Bundan rahatsız mıyım? Elbette hayır! Ama içlerinden biri seç derseniz Ahmet
Burak Bacınoğlu derim. Canlandırdığı Stavro karakteri ve Rum aksanı ile
izleyenlere çok keyifli sahneler izletti.
Oyunu
daha eğlenceli hale getiren bir diğer unsur ise müzikleriydi.
Kuru
ekmek yemeğimiz, sözlü rol dilediğimiz
On
para bile etmez, beyhude emeğimiz
Sözler
Yeşilçam’ın özeti adeta.
Oyunu çok fazla anlatıp, tadını kaçırmak istemiyorum çünkü gerçekten tadından yenmeyecek, güzel bir oyun.
Hani
diyoruz ya “Tiyatro biletleri çok pahalı.” diye; alın size Devlet
Tiyatroları’ndan hem eğlenceli hem de bilet fiyatı uygun harika bir oyun.

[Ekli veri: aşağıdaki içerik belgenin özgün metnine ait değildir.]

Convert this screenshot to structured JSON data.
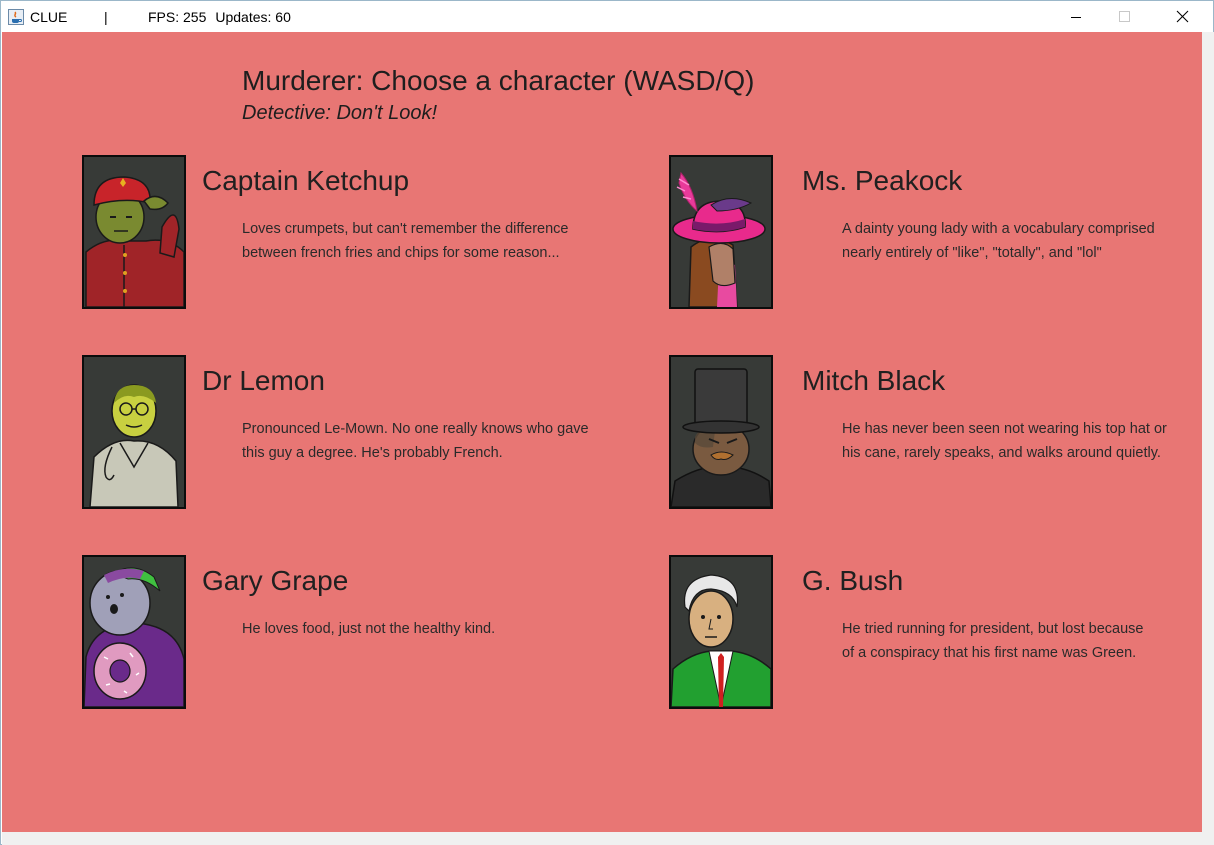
{
  "window": {
    "title": "CLUE",
    "separator": "|",
    "fps_label": "FPS: 255",
    "updates_label": "Updates: 60"
  },
  "screen": {
    "heading": "Murderer: Choose a character (WASD/Q)",
    "subheading": "Detective: Don't Look!",
    "background_color": "#e87674"
  },
  "characters": [
    {
      "name": "Captain Ketchup",
      "portrait_icon": "captain-ketchup-portrait",
      "desc_lines": [
        "Loves crumpets, but can't remember the difference",
        "between french fries and chips for some reason..."
      ]
    },
    {
      "name": "Ms. Peakock",
      "portrait_icon": "ms-peakock-portrait",
      "desc_lines": [
        "A dainty young lady with a vocabulary comprised",
        "nearly entirely of \"like\", \"totally\", and \"lol\""
      ]
    },
    {
      "name": "Dr Lemon",
      "portrait_icon": "dr-lemon-portrait",
      "desc_lines": [
        "Pronounced Le-Mown. No one really knows who gave",
        "this guy a degree. He's probably French."
      ]
    },
    {
      "name": "Mitch Black",
      "portrait_icon": "mitch-black-portrait",
      "desc_lines": [
        "He has never been seen not wearing his top hat or",
        "his cane, rarely speaks, and walks around quietly."
      ]
    },
    {
      "name": "Gary Grape",
      "portrait_icon": "gary-grape-portrait",
      "desc_lines": [
        "He loves food, just not the healthy kind."
      ]
    },
    {
      "name": "G. Bush",
      "portrait_icon": "g-bush-portrait",
      "desc_lines": [
        "He tried running for president, but lost because",
        "of a conspiracy that his first name was Green."
      ]
    }
  ]
}
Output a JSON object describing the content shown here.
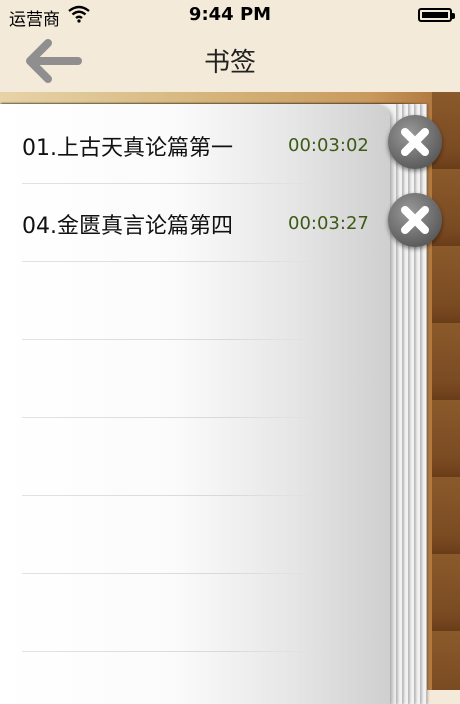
{
  "status_bar": {
    "carrier": "运营商",
    "time": "9:44 PM"
  },
  "nav": {
    "title": "书签"
  },
  "bookmarks": [
    {
      "title": "01.上古天真论篇第一",
      "time": "00:03:02"
    },
    {
      "title": "04.金匮真言论篇第四",
      "time": "00:03:27"
    }
  ],
  "icons": {
    "back": "back-arrow-icon",
    "delete": "delete-icon",
    "wifi": "wifi-icon",
    "battery": "battery-icon"
  },
  "colors": {
    "time_text": "#3c5a16",
    "background": "#f4ead9"
  }
}
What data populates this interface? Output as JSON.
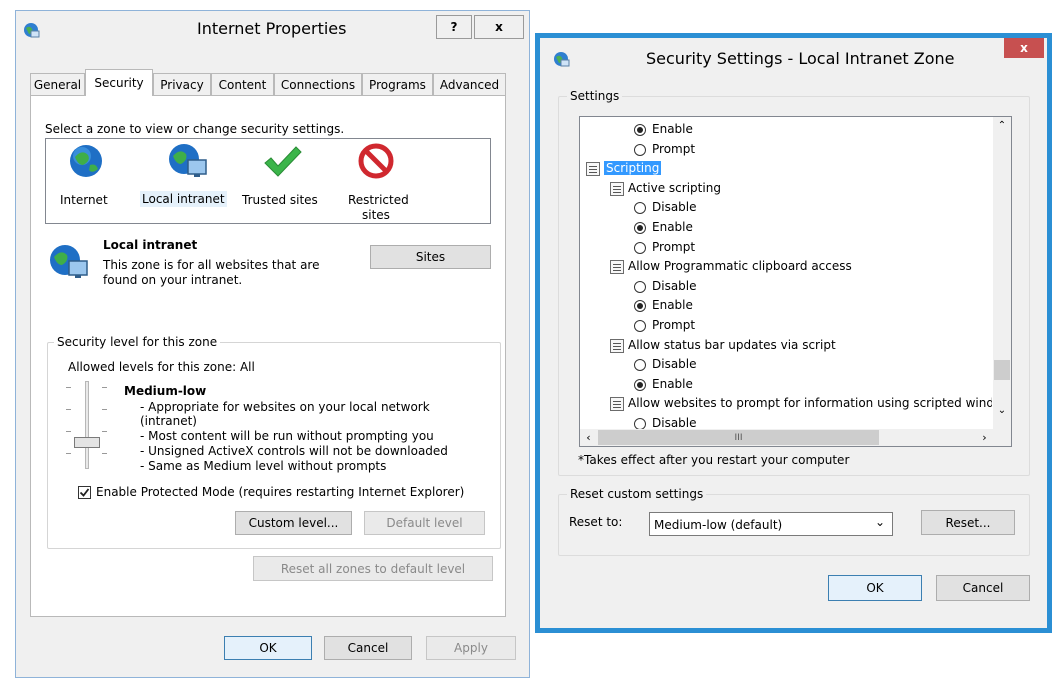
{
  "ip": {
    "title": "Internet Properties",
    "help_label": "?",
    "close_label": "x",
    "tabs": [
      "General",
      "Security",
      "Privacy",
      "Content",
      "Connections",
      "Programs",
      "Advanced"
    ],
    "select_zone_text": "Select a zone to view or change security settings.",
    "zones": [
      {
        "label": "Internet",
        "icon": "globe-icon"
      },
      {
        "label": "Local intranet",
        "icon": "intranet-globe-icon"
      },
      {
        "label": "Trusted sites",
        "icon": "checkmark-icon"
      },
      {
        "label_line1": "Restricted",
        "label_line2": "sites",
        "icon": "no-entry-icon"
      }
    ],
    "zone_title": "Local intranet",
    "zone_desc_line1": "This zone is for all websites that are",
    "zone_desc_line2": "found on your intranet.",
    "sites_button": "Sites",
    "level_group_label": "Security level for this zone",
    "allowed_levels": "Allowed levels for this zone: All",
    "level_name": "Medium-low",
    "level_bullets": [
      "- Appropriate for websites on your local network",
      "(intranet)",
      "- Most content will be run without prompting you",
      "- Unsigned ActiveX controls will not be downloaded",
      "- Same as Medium level without prompts"
    ],
    "protected_mode_label": "Enable Protected Mode (requires restarting Internet Explorer)",
    "protected_mode_checked": true,
    "custom_level_button": "Custom level...",
    "default_level_button": "Default level",
    "reset_all_button": "Reset all zones to default level",
    "ok_button": "OK",
    "cancel_button": "Cancel",
    "apply_button": "Apply"
  },
  "ss": {
    "title": "Security Settings - Local Intranet Zone",
    "close_label": "x",
    "settings_label": "Settings",
    "tree": [
      {
        "type": "radio",
        "label": "Enable",
        "checked": true
      },
      {
        "type": "radio",
        "label": "Prompt",
        "checked": false
      },
      {
        "type": "category",
        "label": "Scripting"
      },
      {
        "type": "setting",
        "label": "Active scripting"
      },
      {
        "type": "radio",
        "label": "Disable",
        "checked": false
      },
      {
        "type": "radio",
        "label": "Enable",
        "checked": true
      },
      {
        "type": "radio",
        "label": "Prompt",
        "checked": false
      },
      {
        "type": "setting",
        "label": "Allow Programmatic clipboard access"
      },
      {
        "type": "radio",
        "label": "Disable",
        "checked": false
      },
      {
        "type": "radio",
        "label": "Enable",
        "checked": true
      },
      {
        "type": "radio",
        "label": "Prompt",
        "checked": false
      },
      {
        "type": "setting",
        "label": "Allow status bar updates via script"
      },
      {
        "type": "radio",
        "label": "Disable",
        "checked": false
      },
      {
        "type": "radio",
        "label": "Enable",
        "checked": true
      },
      {
        "type": "setting",
        "label": "Allow websites to prompt for information using scripted windo"
      },
      {
        "type": "radio",
        "label": "Disable",
        "checked": false
      }
    ],
    "hscroll_thumb_label": "III",
    "note": "*Takes effect after you restart your computer",
    "reset_group_label": "Reset custom settings",
    "reset_to_label": "Reset to:",
    "reset_select_value": "Medium-low (default)",
    "reset_button": "Reset...",
    "ok_button": "OK",
    "cancel_button": "Cancel"
  },
  "colors": {
    "accent_border": "#8fb3d9",
    "right_window_bg": "#2b8fd4",
    "selection": "#3399ff",
    "close_red": "#c75050"
  }
}
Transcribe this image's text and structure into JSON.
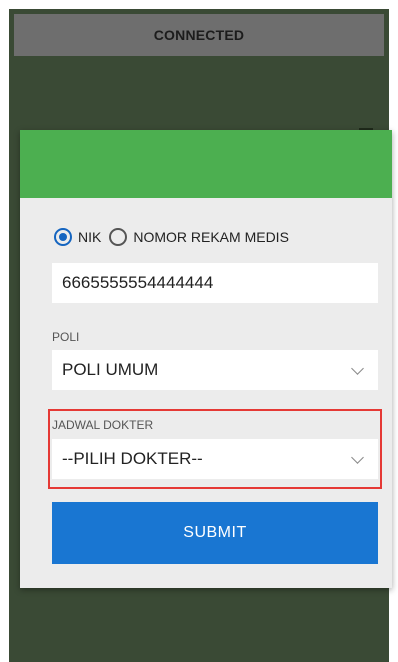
{
  "status_bar": {
    "text": "CONNECTED"
  },
  "form": {
    "id_type_options": [
      {
        "label": "NIK",
        "checked": true
      },
      {
        "label": "NOMOR REKAM MEDIS",
        "checked": false
      }
    ],
    "id_value": "6665555554444444",
    "poli_label": "POLI",
    "poli_value": "POLI UMUM",
    "jadwal_label": "JADWAL DOKTER",
    "jadwal_value": "--PILIH DOKTER--",
    "submit_label": "SUBMIT"
  },
  "colors": {
    "header_green": "#4caf50",
    "submit_blue": "#1976d2",
    "highlight_red": "#e53935"
  }
}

Temsilleri Ankara Devlet Tiyatroları ve turneleriyle devam ediyor. Seyredecek
olanlara şimdiden iyi seyirler.
*Stalker:
Birisi hakkında, kendisinin bilgisi ve isteği dışında, ona hissettirmeden
ulaşmak, onu bir takıntı haline getirip kişiye rahatsızlık veren kişi olarak
ifade edebiliriz.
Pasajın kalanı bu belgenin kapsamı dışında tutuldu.